Finding Steel Mouse

From movies, fashions to pop music, mainland Chinese have for decades taken cues from their more affluent and cosmopolitan Hong Kong cousins. A new editorial in the Asian Wall Street Journal suggested that the Chinese may now be able to copy another formerly unlikely trend in their fast changing society: civil liberty.


The editorial bashed the Chinese government for “a great leap backward” in a string of concerted efforts leading to recent clamping down on Internet forums and rounding up of more Internet essayists publishing politically-sensitive articles.
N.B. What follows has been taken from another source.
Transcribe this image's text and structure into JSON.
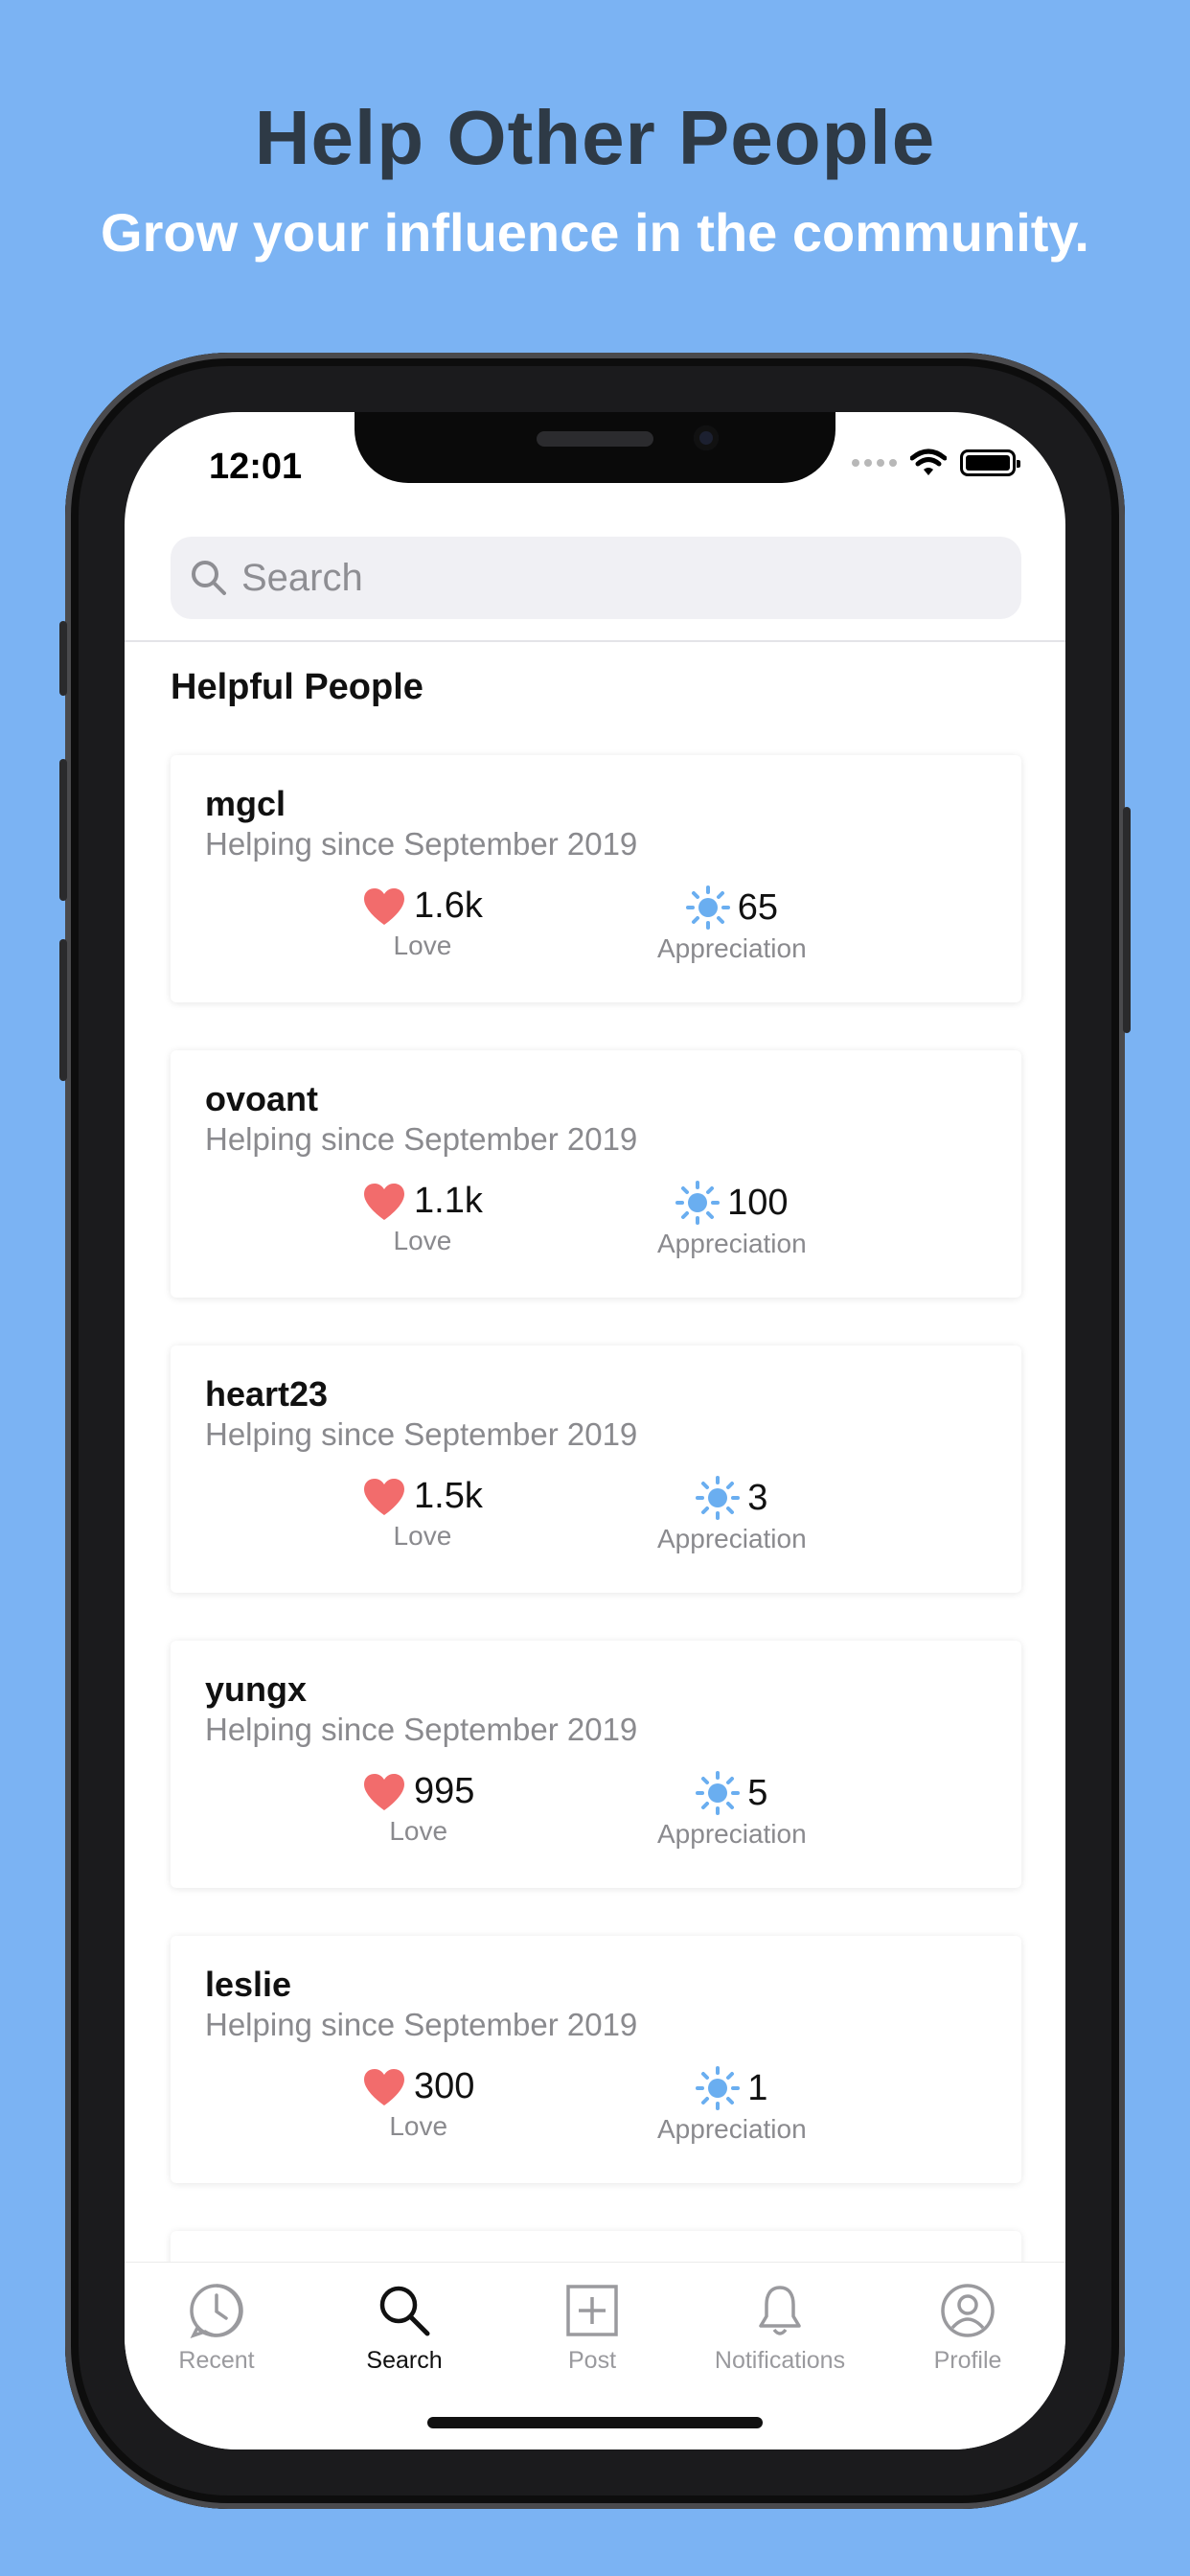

The editorial, however, noticed that long jail terms didn’t deter an increasing number of people, who not only joined the online petition for more freedom of speech but also disclosed their true names. The reason might be that these Chinese have learned the lesson from the 50-million people in the streets of Hong Kong who helped stave off an otherwise irrevocable erosion of civil rights in the former British colony. “The more we talk about it (the sensitive topics or terms), the less sensitive it becomes, and the safer we are, as the government gets more used to it,” according to the writing of online satirist Stainless Steel Mouse, who was recently released after more than a year in jail. Her release was seen as a victory for thousands of people, who signed an online petition to free her. She has now joined another online chorus for the release of two compatriots who are now in the same predicament.